(photo courtesy of http://www.yinyoga.com)
Fascia is a structure of the connective tissue and is composed of collagens, elastics and reticular fibers. It surrounds our muscles, blood vessels and nerves. According to “The Complete Guide to Yin Yoga” by Bernie Clark, muscle is ~70% muscle cell and ~30% fascia. When we are cold in our muscles, we demand more out of our fascia, stressing the connective tissue and joints and ligaments (all interconnected) in a beneficial way in Yin Yoga. If the objective is to get the permanent physical benefits of Yin then you practice cold. If your objective is to get into a pose (asana) deeper in a yang style practice, then go warm. For example, if your peak pose is Vishvamistrasana (a very yang pose) then, you need to warm the body in your yang practice. You will be able to get down deeper, but using the warm muscle already stretch and not stressing the connective tissue as much. It comes to intention. Yes, you can stretch warm.

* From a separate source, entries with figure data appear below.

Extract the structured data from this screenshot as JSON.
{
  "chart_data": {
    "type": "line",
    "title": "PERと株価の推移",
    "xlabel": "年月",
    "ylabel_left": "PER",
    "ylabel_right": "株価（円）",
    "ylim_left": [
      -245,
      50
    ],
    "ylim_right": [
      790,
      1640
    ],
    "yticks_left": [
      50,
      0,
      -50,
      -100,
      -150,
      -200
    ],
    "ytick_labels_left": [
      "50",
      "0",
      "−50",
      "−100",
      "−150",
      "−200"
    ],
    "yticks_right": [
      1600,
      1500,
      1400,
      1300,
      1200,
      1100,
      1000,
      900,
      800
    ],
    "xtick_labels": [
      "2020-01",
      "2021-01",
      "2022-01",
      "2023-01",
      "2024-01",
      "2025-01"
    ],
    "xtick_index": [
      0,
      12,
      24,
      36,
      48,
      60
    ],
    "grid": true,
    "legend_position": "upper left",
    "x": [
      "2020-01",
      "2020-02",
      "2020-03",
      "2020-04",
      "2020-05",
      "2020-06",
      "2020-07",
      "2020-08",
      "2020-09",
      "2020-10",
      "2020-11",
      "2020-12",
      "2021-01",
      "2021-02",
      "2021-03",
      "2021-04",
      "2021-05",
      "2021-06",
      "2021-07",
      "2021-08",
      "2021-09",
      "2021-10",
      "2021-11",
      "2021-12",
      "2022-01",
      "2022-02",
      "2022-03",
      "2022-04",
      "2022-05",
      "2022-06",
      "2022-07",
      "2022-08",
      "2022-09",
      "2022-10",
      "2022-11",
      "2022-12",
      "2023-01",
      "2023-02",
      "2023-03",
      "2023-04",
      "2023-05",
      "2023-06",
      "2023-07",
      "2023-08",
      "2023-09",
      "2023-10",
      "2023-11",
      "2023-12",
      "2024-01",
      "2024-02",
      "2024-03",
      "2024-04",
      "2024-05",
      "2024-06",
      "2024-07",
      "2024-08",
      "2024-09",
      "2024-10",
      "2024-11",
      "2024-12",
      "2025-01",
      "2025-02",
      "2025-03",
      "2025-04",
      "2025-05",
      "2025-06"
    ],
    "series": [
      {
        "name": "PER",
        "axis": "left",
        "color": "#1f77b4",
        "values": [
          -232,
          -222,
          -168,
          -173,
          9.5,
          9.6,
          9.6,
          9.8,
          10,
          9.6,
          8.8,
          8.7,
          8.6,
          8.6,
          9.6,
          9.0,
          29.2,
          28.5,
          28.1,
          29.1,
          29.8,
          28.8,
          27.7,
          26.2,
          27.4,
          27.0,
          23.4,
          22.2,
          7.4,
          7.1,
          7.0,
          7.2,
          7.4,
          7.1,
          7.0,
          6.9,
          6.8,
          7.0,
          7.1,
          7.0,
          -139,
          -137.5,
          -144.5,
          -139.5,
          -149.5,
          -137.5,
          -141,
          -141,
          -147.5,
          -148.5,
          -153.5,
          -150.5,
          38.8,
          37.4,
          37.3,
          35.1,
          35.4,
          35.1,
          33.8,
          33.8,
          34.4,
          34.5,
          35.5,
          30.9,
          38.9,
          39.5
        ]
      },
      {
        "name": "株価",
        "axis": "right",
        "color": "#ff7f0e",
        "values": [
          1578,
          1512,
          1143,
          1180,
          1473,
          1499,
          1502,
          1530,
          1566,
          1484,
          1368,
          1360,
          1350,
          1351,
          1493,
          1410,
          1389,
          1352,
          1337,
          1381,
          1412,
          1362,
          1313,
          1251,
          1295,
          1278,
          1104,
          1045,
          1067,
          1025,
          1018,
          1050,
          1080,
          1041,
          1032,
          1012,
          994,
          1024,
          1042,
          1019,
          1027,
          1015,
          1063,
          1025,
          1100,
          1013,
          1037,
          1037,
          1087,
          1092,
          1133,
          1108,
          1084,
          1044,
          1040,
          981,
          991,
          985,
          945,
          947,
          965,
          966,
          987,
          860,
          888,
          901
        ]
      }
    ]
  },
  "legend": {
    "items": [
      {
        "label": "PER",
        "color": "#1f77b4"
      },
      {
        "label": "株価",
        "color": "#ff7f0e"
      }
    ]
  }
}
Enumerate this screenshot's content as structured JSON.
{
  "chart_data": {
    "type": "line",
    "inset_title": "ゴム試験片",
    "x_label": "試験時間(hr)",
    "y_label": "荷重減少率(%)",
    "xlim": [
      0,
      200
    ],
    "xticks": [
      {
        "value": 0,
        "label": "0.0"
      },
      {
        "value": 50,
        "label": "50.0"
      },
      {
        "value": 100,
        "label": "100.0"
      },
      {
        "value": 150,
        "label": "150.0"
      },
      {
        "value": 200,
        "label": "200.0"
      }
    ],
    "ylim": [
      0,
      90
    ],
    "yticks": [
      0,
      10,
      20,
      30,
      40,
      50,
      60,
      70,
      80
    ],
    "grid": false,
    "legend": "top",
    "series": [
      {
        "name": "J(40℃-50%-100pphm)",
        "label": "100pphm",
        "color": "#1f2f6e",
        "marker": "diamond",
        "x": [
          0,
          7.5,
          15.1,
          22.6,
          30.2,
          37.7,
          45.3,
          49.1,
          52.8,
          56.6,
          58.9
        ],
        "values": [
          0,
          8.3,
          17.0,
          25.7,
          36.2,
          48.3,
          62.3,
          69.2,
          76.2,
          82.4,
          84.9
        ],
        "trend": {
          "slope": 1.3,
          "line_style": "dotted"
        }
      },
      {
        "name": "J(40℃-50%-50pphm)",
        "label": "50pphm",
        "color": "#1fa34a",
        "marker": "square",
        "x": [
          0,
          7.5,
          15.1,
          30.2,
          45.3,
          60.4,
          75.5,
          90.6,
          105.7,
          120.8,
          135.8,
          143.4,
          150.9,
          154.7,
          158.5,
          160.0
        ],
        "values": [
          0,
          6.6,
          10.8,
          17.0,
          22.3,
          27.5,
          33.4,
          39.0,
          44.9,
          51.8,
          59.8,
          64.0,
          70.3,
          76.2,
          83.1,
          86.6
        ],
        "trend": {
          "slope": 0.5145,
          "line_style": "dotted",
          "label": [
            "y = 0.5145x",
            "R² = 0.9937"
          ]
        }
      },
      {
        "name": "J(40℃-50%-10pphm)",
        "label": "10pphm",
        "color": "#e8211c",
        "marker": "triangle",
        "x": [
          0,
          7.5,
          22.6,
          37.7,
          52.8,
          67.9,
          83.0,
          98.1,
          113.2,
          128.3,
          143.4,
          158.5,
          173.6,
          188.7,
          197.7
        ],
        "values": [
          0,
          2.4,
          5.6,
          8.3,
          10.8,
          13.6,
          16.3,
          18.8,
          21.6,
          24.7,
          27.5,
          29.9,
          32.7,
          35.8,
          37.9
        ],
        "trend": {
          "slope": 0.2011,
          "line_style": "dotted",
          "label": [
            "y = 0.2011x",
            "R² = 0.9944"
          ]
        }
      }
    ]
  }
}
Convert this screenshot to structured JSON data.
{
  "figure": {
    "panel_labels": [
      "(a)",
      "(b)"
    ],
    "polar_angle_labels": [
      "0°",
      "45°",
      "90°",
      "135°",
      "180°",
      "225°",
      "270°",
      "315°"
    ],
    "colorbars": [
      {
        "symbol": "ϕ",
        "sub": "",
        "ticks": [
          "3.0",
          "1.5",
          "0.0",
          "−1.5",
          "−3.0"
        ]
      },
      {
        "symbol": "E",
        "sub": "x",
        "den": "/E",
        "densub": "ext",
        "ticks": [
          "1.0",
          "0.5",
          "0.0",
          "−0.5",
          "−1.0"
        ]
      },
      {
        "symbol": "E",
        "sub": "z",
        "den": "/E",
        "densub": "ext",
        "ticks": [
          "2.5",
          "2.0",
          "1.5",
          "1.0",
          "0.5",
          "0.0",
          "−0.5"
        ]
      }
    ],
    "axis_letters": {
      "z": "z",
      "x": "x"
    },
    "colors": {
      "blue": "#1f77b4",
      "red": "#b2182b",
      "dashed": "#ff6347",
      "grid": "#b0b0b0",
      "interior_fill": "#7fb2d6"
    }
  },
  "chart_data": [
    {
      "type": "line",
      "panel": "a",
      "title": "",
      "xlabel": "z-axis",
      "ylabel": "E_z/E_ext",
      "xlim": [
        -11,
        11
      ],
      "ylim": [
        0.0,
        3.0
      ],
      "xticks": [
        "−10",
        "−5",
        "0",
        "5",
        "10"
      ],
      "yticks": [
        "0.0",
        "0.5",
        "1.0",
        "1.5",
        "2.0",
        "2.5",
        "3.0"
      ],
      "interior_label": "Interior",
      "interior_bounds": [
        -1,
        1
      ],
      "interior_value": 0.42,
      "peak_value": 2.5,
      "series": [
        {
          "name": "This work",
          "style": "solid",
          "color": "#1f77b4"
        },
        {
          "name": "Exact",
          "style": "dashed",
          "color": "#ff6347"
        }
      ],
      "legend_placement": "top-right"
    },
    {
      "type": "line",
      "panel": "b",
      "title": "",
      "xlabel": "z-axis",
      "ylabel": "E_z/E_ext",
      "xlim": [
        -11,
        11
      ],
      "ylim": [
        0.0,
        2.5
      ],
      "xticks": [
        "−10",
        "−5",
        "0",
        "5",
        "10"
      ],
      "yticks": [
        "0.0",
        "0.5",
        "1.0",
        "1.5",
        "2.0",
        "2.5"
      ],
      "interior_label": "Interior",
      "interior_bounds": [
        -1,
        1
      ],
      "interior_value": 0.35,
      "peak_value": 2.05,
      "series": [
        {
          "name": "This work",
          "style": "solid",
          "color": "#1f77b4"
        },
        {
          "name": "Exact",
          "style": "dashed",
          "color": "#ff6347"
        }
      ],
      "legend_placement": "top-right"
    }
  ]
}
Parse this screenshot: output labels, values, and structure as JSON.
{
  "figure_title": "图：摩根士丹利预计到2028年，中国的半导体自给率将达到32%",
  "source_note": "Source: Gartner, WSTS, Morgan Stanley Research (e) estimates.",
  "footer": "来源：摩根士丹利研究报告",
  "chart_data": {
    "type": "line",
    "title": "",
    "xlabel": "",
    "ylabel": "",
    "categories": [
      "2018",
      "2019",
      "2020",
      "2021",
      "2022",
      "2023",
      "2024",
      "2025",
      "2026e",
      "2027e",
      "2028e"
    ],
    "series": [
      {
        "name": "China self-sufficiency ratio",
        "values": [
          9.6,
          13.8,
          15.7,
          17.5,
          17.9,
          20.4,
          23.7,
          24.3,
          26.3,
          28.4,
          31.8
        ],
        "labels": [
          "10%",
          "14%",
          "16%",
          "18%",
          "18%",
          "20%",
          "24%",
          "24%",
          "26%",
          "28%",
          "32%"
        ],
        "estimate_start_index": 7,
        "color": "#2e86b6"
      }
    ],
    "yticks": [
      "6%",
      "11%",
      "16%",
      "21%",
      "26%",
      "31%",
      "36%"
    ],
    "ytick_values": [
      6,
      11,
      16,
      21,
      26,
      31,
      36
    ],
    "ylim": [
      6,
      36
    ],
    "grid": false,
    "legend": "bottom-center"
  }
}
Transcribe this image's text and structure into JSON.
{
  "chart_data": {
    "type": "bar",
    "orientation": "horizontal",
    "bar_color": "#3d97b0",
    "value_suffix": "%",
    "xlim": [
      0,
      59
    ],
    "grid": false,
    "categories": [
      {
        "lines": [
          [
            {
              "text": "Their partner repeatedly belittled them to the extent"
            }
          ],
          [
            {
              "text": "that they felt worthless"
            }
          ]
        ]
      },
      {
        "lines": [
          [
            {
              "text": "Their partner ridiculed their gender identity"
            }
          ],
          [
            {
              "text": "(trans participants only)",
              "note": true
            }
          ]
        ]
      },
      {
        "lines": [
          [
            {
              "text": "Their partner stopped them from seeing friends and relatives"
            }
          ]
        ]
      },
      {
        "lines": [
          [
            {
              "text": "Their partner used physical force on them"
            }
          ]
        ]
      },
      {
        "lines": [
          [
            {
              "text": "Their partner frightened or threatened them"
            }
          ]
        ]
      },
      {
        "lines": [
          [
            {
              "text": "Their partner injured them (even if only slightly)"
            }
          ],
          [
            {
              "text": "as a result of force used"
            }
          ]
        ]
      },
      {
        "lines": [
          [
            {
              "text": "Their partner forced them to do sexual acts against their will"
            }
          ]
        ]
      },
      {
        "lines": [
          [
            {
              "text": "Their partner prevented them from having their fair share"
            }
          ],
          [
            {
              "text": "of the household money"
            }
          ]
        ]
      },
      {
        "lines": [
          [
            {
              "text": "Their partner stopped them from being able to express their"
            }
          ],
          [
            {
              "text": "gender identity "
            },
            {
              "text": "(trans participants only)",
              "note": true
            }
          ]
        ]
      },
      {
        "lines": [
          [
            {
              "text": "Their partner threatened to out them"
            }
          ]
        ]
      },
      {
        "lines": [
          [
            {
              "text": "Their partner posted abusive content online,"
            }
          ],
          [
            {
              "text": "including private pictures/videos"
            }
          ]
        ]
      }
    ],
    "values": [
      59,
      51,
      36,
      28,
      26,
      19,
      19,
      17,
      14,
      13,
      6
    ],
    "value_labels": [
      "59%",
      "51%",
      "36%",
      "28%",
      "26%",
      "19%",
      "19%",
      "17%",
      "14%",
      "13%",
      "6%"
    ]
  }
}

Think about what happens when you wake up in the morning. You feel stiff. Muscles are tight. Muscles are cold. Then you start your yin practice…marinating in a yin posture, finding your first edge and getting that first stress. You cannot get too deep while cold, our the muscle spindles react to protect your body. It’s holding and stressing for time. Gradually stressing longer. Remember that muscling into a posture is not yin. Time is the magic ingredient. Time goes on, stress is on the connective tissue, fascia, ligaments and joints. The key word I use is stress. Not stretch.
Bernie explains it so well. When I went through yin training, he explained it through showing rubber bands. Click on the link attached. The different stresses on cold versus warm. Are you going for maximized stretch? Neither is wrong but what is your objective? You can get stillness benefits of the practice if you are completely warm prior to class. It just comes down to intention.